# 009B Sample Midterm 2, Problem 3

A particle moves along a straight line with velocity given by:

$v(t)=-32t+200$ feet per second. Determine the total distance traveled by the particle

from time  $t=0$ to time  $t=10.$ Foundations:
1. How are the velocity function  $v(t)$ and the position function  $s(t)$ related?

They are related by the equation  $v(t)=s'(t).$ 2. If we calculate  $\int _{a}^{b}v(t)~dt,$ what are we calculating?

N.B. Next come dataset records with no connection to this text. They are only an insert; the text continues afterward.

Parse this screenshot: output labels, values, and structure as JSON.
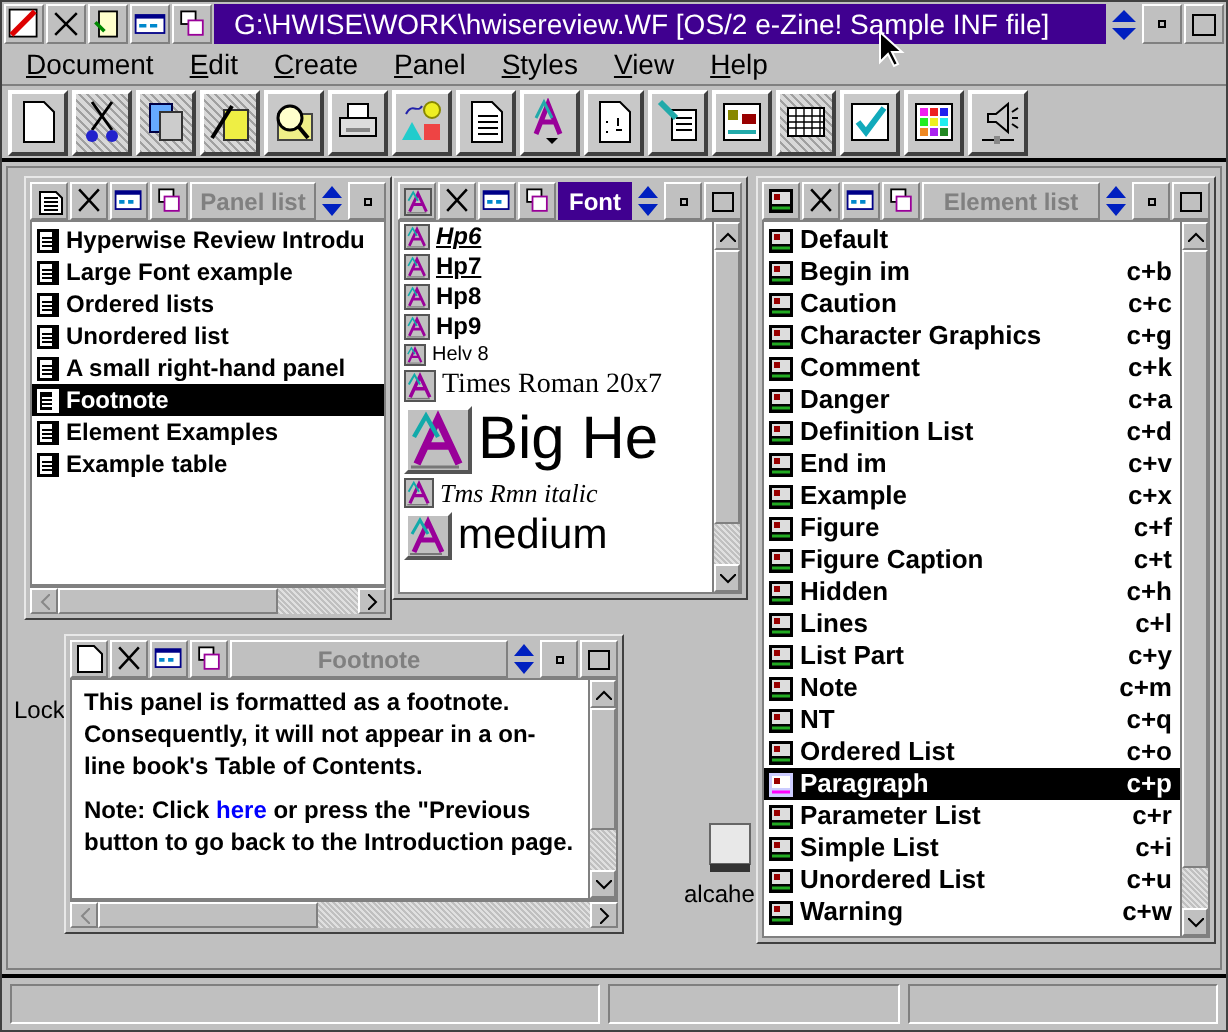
{
  "window": {
    "title": "G:\\HWISE\\WORK\\hwisereview.WF [OS/2 e-Zine! Sample INF file]"
  },
  "menu": [
    {
      "label": "Document"
    },
    {
      "label": "Edit"
    },
    {
      "label": "Create"
    },
    {
      "label": "Panel"
    },
    {
      "label": "Styles"
    },
    {
      "label": "View"
    },
    {
      "label": "Help"
    }
  ],
  "toolbar": [
    {
      "disabled": false
    },
    {
      "disabled": true
    },
    {
      "disabled": true
    },
    {
      "disabled": true
    },
    {
      "disabled": false
    },
    {
      "disabled": false
    },
    {
      "disabled": false
    },
    {
      "disabled": false
    },
    {
      "disabled": false
    },
    {
      "disabled": false
    },
    {
      "disabled": false
    },
    {
      "disabled": false
    },
    {
      "disabled": true
    },
    {
      "disabled": false
    },
    {
      "disabled": false
    },
    {
      "disabled": false
    }
  ],
  "panel_list": {
    "title": "Panel list",
    "active": false,
    "items": [
      {
        "label": "Hyperwise Review Introdu",
        "selected": false
      },
      {
        "label": "Large Font example",
        "selected": false
      },
      {
        "label": "Ordered lists",
        "selected": false
      },
      {
        "label": "Unordered list",
        "selected": false
      },
      {
        "label": "A small right-hand panel",
        "selected": false
      },
      {
        "label": "Footnote",
        "selected": true
      },
      {
        "label": "Element Examples",
        "selected": false
      },
      {
        "label": "Example table",
        "selected": false
      }
    ]
  },
  "font_window": {
    "title": "Font",
    "active": true,
    "items": [
      {
        "label": "Hp6",
        "kind": "hp6"
      },
      {
        "label": "Hp7",
        "kind": "hp7"
      },
      {
        "label": "Hp8",
        "kind": "bold"
      },
      {
        "label": "Hp9",
        "kind": "bold"
      },
      {
        "label": "Helv 8",
        "kind": "helv"
      },
      {
        "label": "Times Roman 20x7",
        "kind": "tms"
      },
      {
        "label": "Big He",
        "kind": "big"
      },
      {
        "label": "Tms Rmn italic",
        "kind": "tmsitalic"
      },
      {
        "label": "medium",
        "kind": "medium"
      }
    ]
  },
  "element_list": {
    "title": "Element list",
    "active": false,
    "items": [
      {
        "label": "Default",
        "selected": false
      },
      {
        "label": "Begin im",
        "shortcut": "c+b",
        "selected": false
      },
      {
        "label": "Caution",
        "shortcut": "c+c",
        "selected": false
      },
      {
        "label": "Character Graphics",
        "shortcut": "c+g",
        "selected": false
      },
      {
        "label": "Comment",
        "shortcut": "c+k",
        "selected": false
      },
      {
        "label": "Danger",
        "shortcut": "c+a",
        "selected": false
      },
      {
        "label": "Definition List",
        "shortcut": "c+d",
        "selected": false
      },
      {
        "label": "End im",
        "shortcut": "c+v",
        "selected": false
      },
      {
        "label": "Example",
        "shortcut": "c+x",
        "selected": false
      },
      {
        "label": "Figure",
        "shortcut": "c+f",
        "selected": false
      },
      {
        "label": "Figure Caption",
        "shortcut": "c+t",
        "selected": false
      },
      {
        "label": "Hidden",
        "shortcut": "c+h",
        "selected": false
      },
      {
        "label": "Lines",
        "shortcut": "c+l",
        "selected": false
      },
      {
        "label": "List Part",
        "shortcut": "c+y",
        "selected": false
      },
      {
        "label": "Note",
        "shortcut": "c+m",
        "selected": false
      },
      {
        "label": "NT",
        "shortcut": "c+q",
        "selected": false
      },
      {
        "label": "Ordered List",
        "shortcut": "c+o",
        "selected": false
      },
      {
        "label": "Paragraph",
        "shortcut": "c+p",
        "selected": true
      },
      {
        "label": "Parameter List",
        "shortcut": "c+r",
        "selected": false
      },
      {
        "label": "Simple List",
        "shortcut": "c+i",
        "selected": false
      },
      {
        "label": "Unordered List",
        "shortcut": "c+u",
        "selected": false
      },
      {
        "label": "Warning",
        "shortcut": "c+w",
        "selected": false
      }
    ]
  },
  "footnote": {
    "title": "Footnote",
    "active": false,
    "paragraph": "This panel is formatted as a footnote. Consequently, it will not appear in a on-line book's Table of Contents.",
    "note": {
      "lead": "Note:",
      "before": " Click ",
      "link": "here",
      "after": " or press the \"Previous button to go back to the Introduction page."
    }
  },
  "desktop": {
    "labels": [
      "Lock",
      "alcahe"
    ]
  }
}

We are calculating  $s(b)-s(a).$ This is the displacement of the particle from  $t=a$ to  $t=b.$ 3. If we calculate  $\int _{a}^{b}|v(t)|~dt,$ what are we calculating?

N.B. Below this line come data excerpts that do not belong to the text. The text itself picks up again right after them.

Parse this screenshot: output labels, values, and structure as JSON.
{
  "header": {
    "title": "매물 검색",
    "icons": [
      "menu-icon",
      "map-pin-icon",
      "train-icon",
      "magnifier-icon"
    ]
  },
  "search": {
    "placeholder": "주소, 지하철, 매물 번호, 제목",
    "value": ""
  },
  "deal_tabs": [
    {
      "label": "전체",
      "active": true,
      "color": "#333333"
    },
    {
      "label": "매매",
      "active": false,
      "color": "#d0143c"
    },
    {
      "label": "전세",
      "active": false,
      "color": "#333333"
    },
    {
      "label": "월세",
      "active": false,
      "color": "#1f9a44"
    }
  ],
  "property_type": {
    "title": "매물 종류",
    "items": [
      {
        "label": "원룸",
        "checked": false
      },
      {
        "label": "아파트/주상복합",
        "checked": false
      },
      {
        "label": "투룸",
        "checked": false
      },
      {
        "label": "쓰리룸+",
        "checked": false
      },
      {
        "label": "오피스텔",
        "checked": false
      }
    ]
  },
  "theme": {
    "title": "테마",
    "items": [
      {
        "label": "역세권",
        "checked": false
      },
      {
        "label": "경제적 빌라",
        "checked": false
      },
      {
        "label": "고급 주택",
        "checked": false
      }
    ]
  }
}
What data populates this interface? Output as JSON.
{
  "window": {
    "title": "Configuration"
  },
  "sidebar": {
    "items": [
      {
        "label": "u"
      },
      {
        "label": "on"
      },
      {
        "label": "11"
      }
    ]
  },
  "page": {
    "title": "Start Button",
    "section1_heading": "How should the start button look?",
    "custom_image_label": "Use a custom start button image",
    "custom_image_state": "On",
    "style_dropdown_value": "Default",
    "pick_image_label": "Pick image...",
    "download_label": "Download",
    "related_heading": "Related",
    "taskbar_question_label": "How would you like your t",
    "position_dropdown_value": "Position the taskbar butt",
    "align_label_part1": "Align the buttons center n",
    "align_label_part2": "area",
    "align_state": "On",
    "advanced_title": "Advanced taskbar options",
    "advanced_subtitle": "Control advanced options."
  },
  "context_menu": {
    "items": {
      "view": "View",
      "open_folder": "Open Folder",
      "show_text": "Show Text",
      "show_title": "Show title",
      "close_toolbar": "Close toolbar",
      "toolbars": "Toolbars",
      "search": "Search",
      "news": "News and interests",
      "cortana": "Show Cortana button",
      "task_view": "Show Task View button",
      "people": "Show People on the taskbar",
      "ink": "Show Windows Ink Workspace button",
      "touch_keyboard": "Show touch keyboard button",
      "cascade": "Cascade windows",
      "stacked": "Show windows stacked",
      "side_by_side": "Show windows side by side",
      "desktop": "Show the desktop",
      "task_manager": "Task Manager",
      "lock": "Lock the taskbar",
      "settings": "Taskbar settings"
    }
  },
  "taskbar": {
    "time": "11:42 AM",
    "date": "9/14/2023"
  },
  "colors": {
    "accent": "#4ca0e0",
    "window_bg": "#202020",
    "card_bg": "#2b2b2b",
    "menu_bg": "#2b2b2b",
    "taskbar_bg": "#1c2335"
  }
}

We are calculating the total distance traveled by the particle from  $t=a$ to  $t=b.$ Solution:

Step 1:
To calculate the total distance the particle traveled from  $t=0$ to  $t=10,$ we need to calculate
$\int _{0}^{10}|v(t)|~dt=\int _{0}^{10}|-32t+200|~dt.$ Step 2:
We need to figure out when  $-32t+200$ is positive and negative in the interval  $[0,10].$ We set
$-32t+200=0$ and solve for  $t.$ We get
$t=6.25.$ Then, we use test points to see that  $-32t+200$ is positive from  $[0,6.25]$ and negative from  $[6.25,10].$ Step 3:
Therefore, we get

${\begin{array}{rcl}\displaystyle {\int _{0}^{10}|-32t+200|~dt}&=&\displaystyle {\int _{0}^{6.25}-32t+200~dt+\int _{6.25}^{10}-(-32t+200)~dt}\\&&\\&=&\displaystyle {\left.(-16t^{2}+200t)\right|_{0}^{6.25}+\left.(16t^{2}-200t)\right|_{6.25}^{10}}\\&&\\&=&\displaystyle {-16(6.25)^{2}+200(6.25)+(16(10)^{2}-200(10))-(16(6.25)^{2}-200(6.25))}\\&&\\&=&\displaystyle {850}.\\\end{array}}$ The particle travels  $850$ feet.